A história mudou em pacientes cujo problema principal foi uma inflamação intensa em vez da falta de oxigênio. Aqueles que chegaram com febre alta e proteína C-reativa muito elevada, um marcador padrão de inflamação, apresentaram atividade de CD73 mais baixa desde o dia 1, permanecendo baixa ao longo da semana. Pacientes que morreram precocemente ou que necessitaram de internações extremamente longas também mostraram alguns dos níveis de CD73 mais baixos e mais estáveis. Em vez de uma elevação forte que pudesse ajudar a limitar o dano tecidual, seu sinal sanguíneo parecia atenuado, como se essa via protetora estivesse exaurida ou desligada diante da inflamação contínua.

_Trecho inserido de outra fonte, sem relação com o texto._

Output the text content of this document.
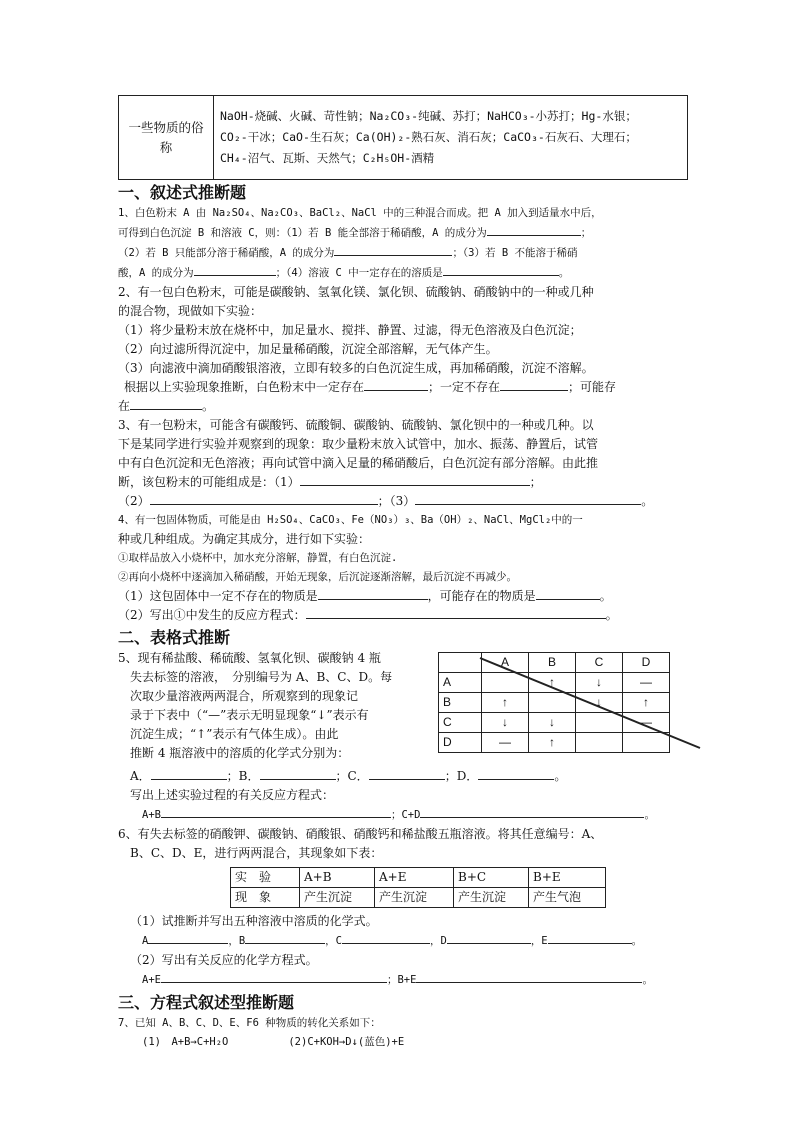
一些物质的俗称	
NaOH-烧碱、火碱、苛性钠；Na₂CO₃-纯碱、苏打；NaHCO₃-小苏打；Hg-水银；
CO₂-干冰；CaO-生石灰；Ca(OH)₂-熟石灰、消石灰；CaCO₃-石灰石、大理石；
CH₄-沼气、瓦斯、天然气；C₂H₅OH-酒精
一、叙述式推断题

1、白色粉末 A 由 Na₂SO₄、Na₂CO₃、BaCl₂、NaCl 中的三种混合而成。把 A 加入到适量水中后，

可得到白色沉淀 B 和溶液 C，则：（1）若 B 能全部溶于稀硝酸，A 的成分为	；

（2）若 B 只能部分溶于稀硝酸，A 的成分为	；（3）若 B 不能溶于稀硝

酸，A 的成分为	；（4）溶液 C 中一定存在的溶质是	。

2、有一包白色粉末，可能是碳酸钠、氢氧化镁、氯化钡、硫酸钠、硝酸钠中的一种或几种

的混合物，现做如下实验：

（1）将少量粉末放在烧杯中，加足量水、搅拌、静置、过滤，得无色溶液及白色沉淀；

（2）向过滤所得沉淀中，加足量稀硝酸，沉淀全部溶解，无气体产生。

（3）向滤液中滴加硝酸银溶液，立即有较多的白色沉淀生成，再加稀硝酸，沉淀不溶解。

根据以上实验现象推断，白色粉末中一定存在	；一定不存在	；可能存

在	。

3、有一包粉末，可能含有碳酸钙、硫酸铜、碳酸钠、硫酸钠、氯化钡中的一种或几种。以

下是某同学进行实验并观察到的现象：取少量粉末放入试管中，加水、振荡、静置后，试管

中有白色沉淀和无色溶液；再向试管中滴入足量的稀硝酸后，白色沉淀有部分溶解。由此推

断，该包粉末的可能组成是：（1）	；

（2）	；（3）	。

4、有一包固体物质，可能是由 H₂SO₄、CaCO₃、Fe（NO₃）₃、Ba（OH）₂、NaCl、MgCl₂中的一

种或几种组成。为确定其成分，进行如下实验：

①取样品放入小烧杯中，加水充分溶解，静置，有白色沉淀.

②再向小烧杯中逐滴加入稀硝酸，开始无现象，后沉淀逐渐溶解，最后沉淀不再减少。

（1）这包固体中一定不存在的物质是	，可能存在的物质是	。

（2）写出①中发生的反应方程式：	。

二、表格式推断

5、现有稀盐酸、稀硫酸、氢氧化钡、碳酸钠 4 瓶

失去标签的溶液，　分别编号为 A、B、C、D。每

次取少量溶液两两混合，所观察到的现象记

录于下表中（“—”表示无明显现象“↓”表示有

沉淀生成；“↑”表示有气体生成）。由此

推断 4 瓶溶液中的溶质的化学式分别为：

	A	B	C	D
A		↑	↓	—
B	↑		↓	↑
C	↓	↓		—
D	—	↑		

A．	；B．	；C．	；D．	。

写出上述实验过程的有关反应方程式：

A+B	；C+D	。

6、有失去标签的硝酸钾、碳酸钠、硝酸银、硝酸钙和稀盐酸五瓶溶液。将其任意编号：A、

B、C、D、E，进行两两混合，其现象如下表：

实　验	A+B	A+E	B+C	B+E
现　象	产生沉淀	产生沉淀	产生沉淀	产生气泡

（1）试推断并写出五种溶液中溶质的化学式。

A	，B	，C	，D	，E	。

（2）写出有关反应的化学方程式。

A+E	；B+E	。

三、方程式叙述型推断题

7、已知 A、B、C、D、E、F6 种物质的转化关系如下：

(1)　A+B→C+H₂O	(2)C+KOH→D↓(蓝色)+E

Por que o CD39 não ajudou muito os médicos

Em contraste com o CD73, a atividade de CD39 no sangue frequentemente era indetectável e não diferiu entre pessoas saudáveis e quaisquer grupos de pacientes com COVID-19. Também não acompanhou sinais clínicos importantes, como necessidade de oxigênio, duração da internação ou risco de morte. Isso sugere que medir a atividade circulante de CD39, ao menos com os métodos usados aqui, não captura as complexas mudanças que ocorrem nas superfícies de células imunes e endoteliais durante a COVID-19 e não é útil como marcador de gravidade à beira do leito.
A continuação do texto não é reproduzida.